For a bird so sensitive to temperature, ring-necked pheasants have shown they can bounce back when, occasionally, extreme temperatures threaten their survival.
But imagine increasing waves of heat so prolonged and so intense the popular game bird leaves a region entirely.
Ron Leathers has summoned the image.
A climate model by National Audubon Society scientists showed a 3-degree Celsius increase (or about 5.4 degrees Fahrenheit) in average daily temperature would reduce the wintering southern range of pheasants by about 40%. Even the possibility of a 1.5-degree hike — some scientists say global greenhouse gas emissions must top out by 2025 to cap warming at 1.5 degrees — would push pheasants north. Periods of intense drought such as those forecast as the climate changes hamper food sources and vegetation pheasants need, limiting chick production, food and cover.
While pheasants can be found in the Texas Panhandle, their southern limit is about a half-day's drive away — across Kansas, and parts of northern Missouri and Illinois.
"If you pull [that southern range] up, that eliminates Kansas as a pheasant state. That's a problem," said Leathers, a wildlife biologist and Pheasants Forever's chief conservation officer.

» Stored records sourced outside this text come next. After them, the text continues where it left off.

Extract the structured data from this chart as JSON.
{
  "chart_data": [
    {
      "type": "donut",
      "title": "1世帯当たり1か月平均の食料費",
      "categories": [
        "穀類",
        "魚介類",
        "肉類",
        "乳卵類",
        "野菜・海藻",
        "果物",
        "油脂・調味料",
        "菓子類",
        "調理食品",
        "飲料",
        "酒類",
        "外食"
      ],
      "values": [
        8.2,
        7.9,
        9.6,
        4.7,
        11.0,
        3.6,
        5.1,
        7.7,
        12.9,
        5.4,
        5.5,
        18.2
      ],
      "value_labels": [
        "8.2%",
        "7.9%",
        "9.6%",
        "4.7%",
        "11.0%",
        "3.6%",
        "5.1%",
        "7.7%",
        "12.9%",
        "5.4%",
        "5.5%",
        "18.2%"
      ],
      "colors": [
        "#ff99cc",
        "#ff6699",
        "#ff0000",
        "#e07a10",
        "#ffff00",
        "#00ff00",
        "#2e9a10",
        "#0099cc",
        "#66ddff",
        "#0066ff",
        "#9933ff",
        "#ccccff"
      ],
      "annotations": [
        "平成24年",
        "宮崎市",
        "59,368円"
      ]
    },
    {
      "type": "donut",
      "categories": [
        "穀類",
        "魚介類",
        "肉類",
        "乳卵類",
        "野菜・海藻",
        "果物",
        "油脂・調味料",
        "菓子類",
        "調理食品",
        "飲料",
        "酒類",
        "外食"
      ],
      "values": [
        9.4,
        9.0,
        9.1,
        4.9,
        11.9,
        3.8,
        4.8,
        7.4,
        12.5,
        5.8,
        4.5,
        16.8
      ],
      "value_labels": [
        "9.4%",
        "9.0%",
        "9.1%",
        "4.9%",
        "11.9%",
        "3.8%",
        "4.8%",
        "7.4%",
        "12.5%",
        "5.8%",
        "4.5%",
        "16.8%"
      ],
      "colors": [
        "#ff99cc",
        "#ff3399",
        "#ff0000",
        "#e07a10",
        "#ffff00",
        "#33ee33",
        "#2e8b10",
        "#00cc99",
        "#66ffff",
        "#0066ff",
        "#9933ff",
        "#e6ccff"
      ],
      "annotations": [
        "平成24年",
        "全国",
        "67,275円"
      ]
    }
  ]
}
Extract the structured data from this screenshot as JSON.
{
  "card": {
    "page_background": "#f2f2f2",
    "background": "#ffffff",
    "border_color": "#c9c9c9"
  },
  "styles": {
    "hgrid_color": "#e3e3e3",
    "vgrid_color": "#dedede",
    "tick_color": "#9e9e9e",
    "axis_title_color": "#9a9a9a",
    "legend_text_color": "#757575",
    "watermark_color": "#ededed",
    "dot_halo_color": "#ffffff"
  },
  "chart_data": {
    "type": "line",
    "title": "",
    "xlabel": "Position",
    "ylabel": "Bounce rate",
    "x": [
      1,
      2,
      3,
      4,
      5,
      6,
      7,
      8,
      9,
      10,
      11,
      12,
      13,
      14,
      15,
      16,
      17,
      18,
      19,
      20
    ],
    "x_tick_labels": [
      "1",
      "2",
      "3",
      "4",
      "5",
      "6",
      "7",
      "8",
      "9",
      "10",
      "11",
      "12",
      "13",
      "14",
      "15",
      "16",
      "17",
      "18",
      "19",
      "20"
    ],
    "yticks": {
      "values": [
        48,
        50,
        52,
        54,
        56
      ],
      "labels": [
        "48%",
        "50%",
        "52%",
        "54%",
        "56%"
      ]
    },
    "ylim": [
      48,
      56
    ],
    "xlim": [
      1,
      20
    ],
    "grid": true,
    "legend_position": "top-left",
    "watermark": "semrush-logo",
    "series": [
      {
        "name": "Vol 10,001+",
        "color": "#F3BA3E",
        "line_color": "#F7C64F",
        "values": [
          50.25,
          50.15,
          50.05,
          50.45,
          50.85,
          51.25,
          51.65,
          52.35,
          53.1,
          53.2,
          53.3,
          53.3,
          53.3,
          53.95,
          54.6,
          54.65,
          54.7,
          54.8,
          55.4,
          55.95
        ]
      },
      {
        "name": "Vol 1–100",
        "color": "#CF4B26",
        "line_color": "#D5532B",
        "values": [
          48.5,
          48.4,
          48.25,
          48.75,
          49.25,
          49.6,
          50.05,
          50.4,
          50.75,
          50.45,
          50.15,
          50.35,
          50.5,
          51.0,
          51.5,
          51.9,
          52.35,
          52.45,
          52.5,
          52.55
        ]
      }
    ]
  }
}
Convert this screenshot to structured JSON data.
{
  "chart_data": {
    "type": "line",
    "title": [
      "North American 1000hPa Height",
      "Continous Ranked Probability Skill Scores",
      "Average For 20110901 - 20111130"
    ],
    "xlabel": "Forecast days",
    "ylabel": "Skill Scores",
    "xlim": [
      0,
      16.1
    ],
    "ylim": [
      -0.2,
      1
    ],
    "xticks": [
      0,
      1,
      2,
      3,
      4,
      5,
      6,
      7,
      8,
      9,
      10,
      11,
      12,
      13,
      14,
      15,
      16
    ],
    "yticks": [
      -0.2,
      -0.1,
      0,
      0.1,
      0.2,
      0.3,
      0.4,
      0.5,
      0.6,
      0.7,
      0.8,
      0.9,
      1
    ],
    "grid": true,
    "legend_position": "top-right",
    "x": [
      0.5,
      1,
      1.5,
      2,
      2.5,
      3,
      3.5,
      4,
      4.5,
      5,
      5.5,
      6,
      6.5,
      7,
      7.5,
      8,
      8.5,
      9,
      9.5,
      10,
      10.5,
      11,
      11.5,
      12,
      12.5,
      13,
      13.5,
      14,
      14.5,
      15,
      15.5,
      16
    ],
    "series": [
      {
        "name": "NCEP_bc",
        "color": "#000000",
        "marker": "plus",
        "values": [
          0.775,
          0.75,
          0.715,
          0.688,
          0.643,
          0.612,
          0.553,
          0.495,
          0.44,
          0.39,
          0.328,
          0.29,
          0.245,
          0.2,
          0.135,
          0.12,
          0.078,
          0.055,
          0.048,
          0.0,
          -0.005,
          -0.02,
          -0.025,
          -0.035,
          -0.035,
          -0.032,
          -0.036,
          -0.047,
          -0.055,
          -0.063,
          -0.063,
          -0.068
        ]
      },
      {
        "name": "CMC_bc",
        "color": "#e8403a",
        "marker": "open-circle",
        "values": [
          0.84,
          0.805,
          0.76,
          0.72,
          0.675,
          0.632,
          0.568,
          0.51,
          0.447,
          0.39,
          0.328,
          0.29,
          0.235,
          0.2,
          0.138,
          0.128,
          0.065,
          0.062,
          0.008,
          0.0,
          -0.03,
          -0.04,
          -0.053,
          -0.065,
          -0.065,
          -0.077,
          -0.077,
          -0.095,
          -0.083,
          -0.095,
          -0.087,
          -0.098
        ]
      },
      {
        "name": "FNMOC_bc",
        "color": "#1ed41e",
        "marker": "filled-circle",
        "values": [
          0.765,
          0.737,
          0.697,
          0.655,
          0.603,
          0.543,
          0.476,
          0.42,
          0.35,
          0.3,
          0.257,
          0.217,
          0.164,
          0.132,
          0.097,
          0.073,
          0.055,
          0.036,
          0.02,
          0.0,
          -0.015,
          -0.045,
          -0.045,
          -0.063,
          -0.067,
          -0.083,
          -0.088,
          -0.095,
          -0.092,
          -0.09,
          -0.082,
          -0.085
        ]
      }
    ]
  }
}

Biologists and conservationists focused on waterfowl have the same concerns about sustainable habitat in the crosshairs of an ecological crisis that could disrupt where birds breed and migrate. The combination of vegetation and open water still makes what remains of Minnesota's prairie wetlands key bird-producing and migratory habitat.
Computer-based population modeling generally shows stability among Minnesota's geese and ducks. But state waterfowl biologists say further warming could trigger a chain reaction in wetlands these birds need by altering the production of invertebrates and vegetation.